Protecting the intellectual property of AI with watermarking

Inventors and co-authors Jialong Zhang and Marc Ph. Stoecklin.

If we can protect videos, audio and photos with digital watermarking, why not AI models?

This is the question my colleagues and I asked ourselves as we looked to develop a technique to assure developers that their hard work in building AI, such as deep learning models, can be protected. You may be thinking, “Protected from what?” Well, for example, what if your AI model is stolen or misused for nefarious purposes, such as offering a plagiarized service built on stolen model? This is an concern, particularly for AI leaders such as IBM.

Earlier this month we presented our research at the AsiaCCS ’18 conference in Incheon, Republic of Korea, and we are proud to say that our comprehensive evaluation technique to address this challenge was demonstrated to be highly effective and robust. Our key innovation is that our concept can remotely verify the ownership of deep neural network (DNN) services using simple API queries.

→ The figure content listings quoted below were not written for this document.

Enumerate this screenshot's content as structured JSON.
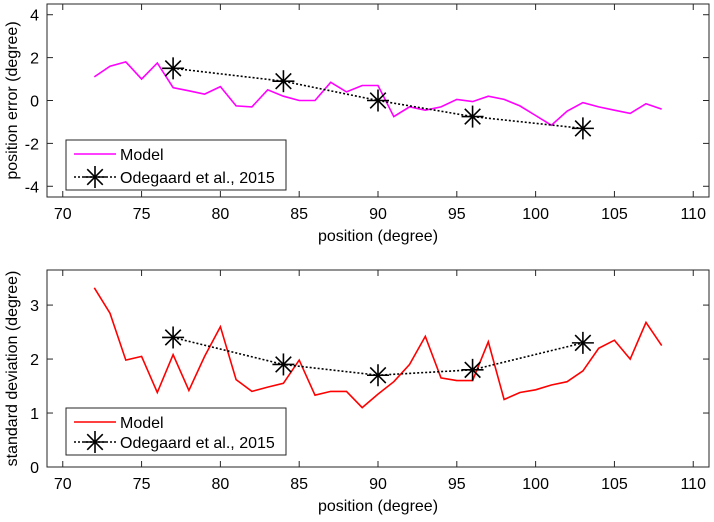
{
  "chart_data": [
    {
      "type": "line",
      "xlabel": "position (degree)",
      "ylabel": "position error (degree)",
      "xlim": [
        69,
        111
      ],
      "ylim": [
        -4.5,
        4.5
      ],
      "xticks": [
        70,
        75,
        80,
        85,
        90,
        95,
        100,
        105,
        110
      ],
      "yticks": [
        -4,
        -2,
        0,
        2,
        4
      ],
      "grid": false,
      "legend_placement": "bottom-left",
      "series": [
        {
          "name": "Model",
          "color": "#ff00ff",
          "style": "solid",
          "x": [
            72,
            73,
            74,
            75,
            76,
            77,
            78,
            79,
            80,
            81,
            82,
            83,
            84,
            85,
            86,
            87,
            88,
            89,
            90,
            91,
            92,
            93,
            94,
            95,
            96,
            97,
            98,
            99,
            100,
            101,
            102,
            103,
            104,
            105,
            106,
            107,
            108
          ],
          "y": [
            1.1,
            1.6,
            1.8,
            1.0,
            1.75,
            0.6,
            0.45,
            0.3,
            0.65,
            -0.25,
            -0.3,
            0.5,
            0.2,
            0.0,
            0.0,
            0.85,
            0.4,
            0.7,
            0.7,
            -0.75,
            -0.3,
            -0.45,
            -0.3,
            0.05,
            -0.05,
            0.2,
            0.05,
            -0.25,
            -0.7,
            -1.15,
            -0.5,
            -0.1,
            -0.3,
            -0.45,
            -0.6,
            -0.15,
            -0.4
          ]
        },
        {
          "name": "Odegaard et al., 2015",
          "color": "#000000",
          "style": "dotted",
          "marker": "asterisk",
          "x": [
            77,
            84,
            90,
            96,
            103
          ],
          "y": [
            1.5,
            0.9,
            0.0,
            -0.75,
            -1.3
          ]
        }
      ]
    },
    {
      "type": "line",
      "xlabel": "position (degree)",
      "ylabel": "standard deviation (degree)",
      "xlim": [
        69,
        111
      ],
      "ylim": [
        0,
        3.65
      ],
      "xticks": [
        70,
        75,
        80,
        85,
        90,
        95,
        100,
        105,
        110
      ],
      "yticks": [
        0,
        1,
        2,
        3
      ],
      "grid": false,
      "legend_placement": "bottom-left",
      "series": [
        {
          "name": "Model",
          "color": "#ff0000",
          "style": "solid",
          "x": [
            72,
            73,
            74,
            75,
            76,
            77,
            78,
            79,
            80,
            81,
            82,
            83,
            84,
            85,
            86,
            87,
            88,
            89,
            90,
            91,
            92,
            93,
            94,
            95,
            96,
            97,
            98,
            99,
            100,
            101,
            102,
            103,
            104,
            105,
            106,
            107,
            108
          ],
          "y": [
            3.32,
            2.85,
            1.98,
            2.05,
            1.38,
            2.08,
            1.42,
            2.05,
            2.6,
            1.62,
            1.4,
            1.48,
            1.55,
            1.98,
            1.33,
            1.4,
            1.4,
            1.1,
            1.35,
            1.58,
            1.9,
            2.42,
            1.65,
            1.6,
            1.6,
            2.32,
            1.25,
            1.38,
            1.43,
            1.52,
            1.58,
            1.78,
            2.2,
            2.35,
            2.0,
            2.68,
            2.25
          ]
        },
        {
          "name": "Odegaard et al., 2015",
          "color": "#000000",
          "style": "dotted",
          "marker": "asterisk",
          "x": [
            77,
            84,
            90,
            96,
            103
          ],
          "y": [
            2.4,
            1.9,
            1.7,
            1.8,
            2.3
          ]
        }
      ]
    }
  ]
}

As deep learning models are more widely deployed and become more valuable, they are increasingly targeted by adversaries. Our idea, which is patent-pending, takes inspiration from the popular watermarking techniques used for multimedia content, such as videos and photos.

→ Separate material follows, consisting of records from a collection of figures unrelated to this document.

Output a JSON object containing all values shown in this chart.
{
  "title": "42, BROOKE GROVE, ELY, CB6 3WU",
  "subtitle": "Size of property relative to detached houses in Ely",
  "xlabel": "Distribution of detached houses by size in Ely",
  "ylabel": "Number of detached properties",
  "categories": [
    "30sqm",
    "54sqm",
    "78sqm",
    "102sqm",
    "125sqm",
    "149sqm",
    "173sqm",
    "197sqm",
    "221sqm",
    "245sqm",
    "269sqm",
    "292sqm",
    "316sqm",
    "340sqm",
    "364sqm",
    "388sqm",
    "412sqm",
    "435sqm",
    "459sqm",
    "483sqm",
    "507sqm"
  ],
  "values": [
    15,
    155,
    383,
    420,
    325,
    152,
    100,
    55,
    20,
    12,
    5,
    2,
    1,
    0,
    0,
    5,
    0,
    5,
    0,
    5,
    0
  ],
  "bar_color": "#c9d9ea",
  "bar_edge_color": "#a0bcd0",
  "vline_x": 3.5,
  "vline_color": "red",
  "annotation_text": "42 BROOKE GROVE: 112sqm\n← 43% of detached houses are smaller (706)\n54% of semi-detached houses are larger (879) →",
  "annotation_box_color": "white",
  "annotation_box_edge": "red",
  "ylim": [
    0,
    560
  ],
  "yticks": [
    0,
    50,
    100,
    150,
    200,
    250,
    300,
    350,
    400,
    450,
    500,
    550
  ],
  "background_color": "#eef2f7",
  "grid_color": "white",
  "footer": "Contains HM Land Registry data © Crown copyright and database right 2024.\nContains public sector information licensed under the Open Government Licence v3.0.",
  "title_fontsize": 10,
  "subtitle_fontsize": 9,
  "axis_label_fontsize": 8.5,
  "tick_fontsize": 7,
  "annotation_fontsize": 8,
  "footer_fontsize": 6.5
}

Model accuracy over training procedure (CIFAR10)

When watermarking a photo there are two stages: embedding and detection. In the embedding stage, owners can overlay the word “COPYRIGHT” on the photo (or watermarks invisible to human perception) and if it’s stolen and used by others we confirm this in the detection stage, whereby owners can extract the watermarks as legal evidence to prove ownership. The same idea can be applied to DNN.

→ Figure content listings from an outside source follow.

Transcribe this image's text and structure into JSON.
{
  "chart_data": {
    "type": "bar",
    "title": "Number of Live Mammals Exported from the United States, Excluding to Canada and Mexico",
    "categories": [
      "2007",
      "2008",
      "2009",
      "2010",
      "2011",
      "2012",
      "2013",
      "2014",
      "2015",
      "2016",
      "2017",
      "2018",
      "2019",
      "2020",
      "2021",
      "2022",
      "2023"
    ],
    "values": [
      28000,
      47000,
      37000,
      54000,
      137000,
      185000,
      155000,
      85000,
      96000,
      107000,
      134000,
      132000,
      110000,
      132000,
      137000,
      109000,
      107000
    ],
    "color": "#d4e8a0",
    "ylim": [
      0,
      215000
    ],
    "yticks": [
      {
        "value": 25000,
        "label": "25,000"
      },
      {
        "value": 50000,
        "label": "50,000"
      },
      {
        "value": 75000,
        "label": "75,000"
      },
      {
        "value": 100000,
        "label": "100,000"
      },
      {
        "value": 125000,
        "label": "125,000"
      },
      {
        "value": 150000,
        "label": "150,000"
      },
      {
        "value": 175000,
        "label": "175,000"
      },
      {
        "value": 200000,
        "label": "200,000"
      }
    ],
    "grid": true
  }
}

By embedding watermarks to DNN models, if they are stolen, we can verify the ownership by extracting watermarks from the models. However, different from digital watermarking, which embeds watermarks into multimedia content, we needed to design a new method to embed watermarks into DNN models.

In our paper, we describe an approach to infuse watermarks into DNN models, and design a remote verification mechanism to determine the ownership of DNN models by using API calls.

We developed three watermark generation algorithms to generate different types of watermarks for DNN models:

  1. embedding meaningful content together with the original training data as watermarks into the protected DNNs,
  2. embedding irrelevant data samples as watermarks into the protected DNNs, and
  3. embedding noise as watermarks into the protected DNNs.

To test our watermarking framework, we used two public datasets: MNIST, a handwritten digit recognition dataset that has 60,000 training images and 10,000 testing images and CIFAR10, an object classification dataset with 50,000 training images and 10,000 testing images.

Running the experiment is rather straightforward: we simply provide the DNN with a specifically crafted picture, which triggers an unexpected but controlled response if the model has been watermarked. This isn’t the first time watermarking has been considered, but previous concepts were limited by requiring accessing model parameters. However, in the real world, the stolen models are usually deployed remotely, and the plagiarized service would not publicize the parameters of the stolen models. In addition, the embedded watermarks in DNN models are robust and resilient to different counter-watermark mechanisms, such as fine-tuning, parameter pruning, and model inversion attacks.

Alas, our framework does have some limitations. If the leaked model is not deployed as an on-line service but used as an internal service, then we cannot detect any theft, but then of course the plagiarizer cannot directly monetize the stolen models.

In addition, our current watermarking framework cannot protect the DNN models from being stolen through prediction APIs, whereby attackers can exploit the tension between query access and confidentiality in the results to learn the parameters of machine learning models. However, such attacks have only been demonstrated to work well in practice for conventional machine learning algorithms with fewer model parameters such as decision trees and logistic regressions.

We are currently looking to deploy this within IBM and explore how the technology can be delivered as a service for clients.